Based on information from the first whole genome sequence of the coronavirus – published by a laboratory in Shanghai in January – and other genome analyses, scientists had earlier concluded that SARS-CoV-2 most likely came from a bat and made the jump to humans via an intermediate animal some time in November.

But by the time the latest study was conducted, late last month, the researchers had access to much more information via data-sharing platforms. They selected 7,710 assemblies, curated a data set of 7,666 and then analysed the emergence of genomic diversity over time.

While there were variations in the mutations and evolutionary stages of the viruses they studied, the team was able to determine their most recent common ancestor (MRCA), which in turn gave them their new estimate for the start of the global health crisis.

“These dates for the start of the epidemic are in broad agreement with previous estimates performed on smaller subsets of the Covid-19 genomic data using various computational methods, though they should still be taken with some caution,” the study said.

In most countries, including Britain, the United States and Ireland, the genetic diversity of the samples essentially reflects the global diversity, suggesting the local epidemics came from independent introductions of the virus.

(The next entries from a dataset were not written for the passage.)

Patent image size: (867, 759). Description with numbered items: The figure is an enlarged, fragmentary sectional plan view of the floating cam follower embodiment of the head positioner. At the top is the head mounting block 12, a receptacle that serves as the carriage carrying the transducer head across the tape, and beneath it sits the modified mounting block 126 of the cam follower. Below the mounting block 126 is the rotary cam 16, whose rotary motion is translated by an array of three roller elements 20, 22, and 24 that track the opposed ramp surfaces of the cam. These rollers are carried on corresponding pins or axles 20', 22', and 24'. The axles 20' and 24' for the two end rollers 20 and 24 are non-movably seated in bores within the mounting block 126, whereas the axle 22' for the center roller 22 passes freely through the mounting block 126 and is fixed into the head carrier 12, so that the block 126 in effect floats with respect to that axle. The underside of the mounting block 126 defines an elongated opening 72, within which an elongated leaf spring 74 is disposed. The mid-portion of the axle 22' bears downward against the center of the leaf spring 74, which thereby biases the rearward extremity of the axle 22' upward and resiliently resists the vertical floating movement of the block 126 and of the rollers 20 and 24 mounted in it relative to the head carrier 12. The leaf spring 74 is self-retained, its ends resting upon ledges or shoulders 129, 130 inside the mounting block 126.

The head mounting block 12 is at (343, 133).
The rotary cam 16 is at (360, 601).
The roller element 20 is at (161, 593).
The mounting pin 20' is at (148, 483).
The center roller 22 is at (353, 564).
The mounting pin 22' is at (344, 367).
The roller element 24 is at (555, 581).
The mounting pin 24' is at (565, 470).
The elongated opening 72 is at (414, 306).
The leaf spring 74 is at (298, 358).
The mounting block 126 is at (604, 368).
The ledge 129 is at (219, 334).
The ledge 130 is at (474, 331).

However, China, where the outbreak was first reported, is a main exception to this pattern, where only a fraction of the global diversity can be found.

“The genomic diversity of the global SARS-CoV-2 population being recapitulated in multiple countries points to extensive worldwide transmission of Covid-19, likely from extremely early on in the pandemic,” the study said.

The authors also observed that 198 sites within the virus’ genome appeared to have undergone recurrent, independent mutations, more than 80 per cent of which have resulted in changes at the protein level. In particular, mutations of four positions independently recurred more than 15 times, which suggested the virus was possibly making its adaptation to its human hosts.

As debate on the origin of the virus continues, there is growing evidence to suggest the pandemic might have started earlier than first thought.

A recent French study found that a European patient became infected with the coronavirus at the end of December, almost a month before it was previously thought to have arrived on the continent.